“Now I’ve no hope to unwind, The clew of Heart’s desire. To think is pain when thought is blind, The smoke of a soul on fire.”
~ ‘Agamemnon’ by Aeschylus (G. M. Cookson translation. p63. line 1043)
Though Agamemnon is ashamed at the lavish entry his wife set up, he yields, and walks on the purple robes laid out and goes into the palace. Clytemnestra asks Cassandra to come out, but she doesn’t. She doesn’t even talk. Clytemnestra grows impatient and leaves. The Chorus sympathizes with Cassandra, thinking that she is sad for being brought in as a slave and tries to talk to her. Cassandra cries out to Apollo.

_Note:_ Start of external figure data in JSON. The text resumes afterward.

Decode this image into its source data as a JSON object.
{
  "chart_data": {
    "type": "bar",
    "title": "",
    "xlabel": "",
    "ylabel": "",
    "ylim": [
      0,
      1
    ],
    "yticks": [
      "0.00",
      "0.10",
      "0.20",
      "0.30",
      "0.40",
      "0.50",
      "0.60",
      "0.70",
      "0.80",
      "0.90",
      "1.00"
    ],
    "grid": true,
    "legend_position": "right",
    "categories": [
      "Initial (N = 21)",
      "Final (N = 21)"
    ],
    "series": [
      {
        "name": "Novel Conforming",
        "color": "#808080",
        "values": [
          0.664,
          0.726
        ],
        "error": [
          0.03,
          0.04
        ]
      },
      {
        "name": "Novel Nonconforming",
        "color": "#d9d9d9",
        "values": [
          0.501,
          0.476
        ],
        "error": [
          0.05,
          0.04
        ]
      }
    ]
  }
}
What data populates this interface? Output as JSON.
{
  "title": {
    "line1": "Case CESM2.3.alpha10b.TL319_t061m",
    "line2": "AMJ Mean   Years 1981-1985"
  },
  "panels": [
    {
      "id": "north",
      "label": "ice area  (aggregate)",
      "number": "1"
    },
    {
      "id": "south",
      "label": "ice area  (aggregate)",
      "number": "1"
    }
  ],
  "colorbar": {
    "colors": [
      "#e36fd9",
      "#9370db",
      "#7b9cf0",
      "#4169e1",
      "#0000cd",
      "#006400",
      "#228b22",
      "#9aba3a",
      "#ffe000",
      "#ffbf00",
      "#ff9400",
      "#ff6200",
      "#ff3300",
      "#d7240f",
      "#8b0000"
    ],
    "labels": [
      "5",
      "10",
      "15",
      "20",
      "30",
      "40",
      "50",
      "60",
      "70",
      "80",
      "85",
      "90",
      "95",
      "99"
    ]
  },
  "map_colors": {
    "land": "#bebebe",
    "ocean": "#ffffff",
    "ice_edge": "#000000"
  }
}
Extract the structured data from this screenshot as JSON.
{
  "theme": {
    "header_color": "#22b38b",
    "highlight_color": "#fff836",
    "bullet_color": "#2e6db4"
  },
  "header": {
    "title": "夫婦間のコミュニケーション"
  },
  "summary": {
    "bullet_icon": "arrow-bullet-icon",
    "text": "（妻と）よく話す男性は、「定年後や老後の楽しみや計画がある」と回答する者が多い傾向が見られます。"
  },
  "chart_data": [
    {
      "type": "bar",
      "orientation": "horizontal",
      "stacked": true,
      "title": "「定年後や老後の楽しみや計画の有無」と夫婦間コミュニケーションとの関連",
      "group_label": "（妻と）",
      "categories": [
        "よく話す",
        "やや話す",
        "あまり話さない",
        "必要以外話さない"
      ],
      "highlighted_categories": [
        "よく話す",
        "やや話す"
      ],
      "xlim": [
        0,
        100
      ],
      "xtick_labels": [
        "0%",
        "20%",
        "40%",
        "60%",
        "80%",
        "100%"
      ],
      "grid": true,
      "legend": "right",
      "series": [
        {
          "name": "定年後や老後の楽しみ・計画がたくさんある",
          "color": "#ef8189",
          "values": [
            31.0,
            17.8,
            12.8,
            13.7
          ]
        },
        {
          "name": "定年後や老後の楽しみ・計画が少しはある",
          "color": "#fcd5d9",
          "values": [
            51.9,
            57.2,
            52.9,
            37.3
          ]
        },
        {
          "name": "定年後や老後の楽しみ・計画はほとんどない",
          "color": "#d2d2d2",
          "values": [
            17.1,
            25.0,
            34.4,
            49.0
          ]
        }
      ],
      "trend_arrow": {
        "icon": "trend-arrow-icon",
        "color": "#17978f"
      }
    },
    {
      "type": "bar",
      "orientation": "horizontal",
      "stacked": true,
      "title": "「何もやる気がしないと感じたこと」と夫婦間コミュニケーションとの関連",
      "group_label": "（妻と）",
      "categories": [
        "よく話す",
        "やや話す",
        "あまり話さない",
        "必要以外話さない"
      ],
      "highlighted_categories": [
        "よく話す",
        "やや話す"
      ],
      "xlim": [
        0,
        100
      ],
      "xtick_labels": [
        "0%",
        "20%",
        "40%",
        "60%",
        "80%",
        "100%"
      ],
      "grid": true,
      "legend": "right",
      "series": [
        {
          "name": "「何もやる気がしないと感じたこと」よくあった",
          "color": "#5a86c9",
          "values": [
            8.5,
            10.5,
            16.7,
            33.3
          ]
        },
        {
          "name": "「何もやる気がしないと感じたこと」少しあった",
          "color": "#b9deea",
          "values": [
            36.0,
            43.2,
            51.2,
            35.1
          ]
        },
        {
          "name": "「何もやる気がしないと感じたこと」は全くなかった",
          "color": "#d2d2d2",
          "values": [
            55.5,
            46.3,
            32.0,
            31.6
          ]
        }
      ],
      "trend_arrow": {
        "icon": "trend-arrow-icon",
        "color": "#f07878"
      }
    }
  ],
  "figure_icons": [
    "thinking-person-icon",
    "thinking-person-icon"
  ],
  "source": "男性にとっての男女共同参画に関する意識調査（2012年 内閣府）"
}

In the long exchange that follows between the Chorus and Cassandra, we get to know some backstory of Agamemnon’s father, Atreus and Cassandra herself. Cassandra calls the house a horrible dungeon, a house of sin with stones drenched in the blood of kin. She says that an infant was killed and fed to the father. Later, she says it was because of incest. Atreus’s brother had slept with his wife, and as a punishment, he killed his brother’s infant son. She describes the bloodshed and the horrors of the past and the future vividly, but the Chorus is not able to comprehend the gravity of the situation fully. About her own backstory, Cassandra says Apollo wooed her, and she agreed if she got a gift, but after getting the gift of prophecy, she went back on her promise. Apollo got upset and cursed her saying that even if she prophesied no one would understand her.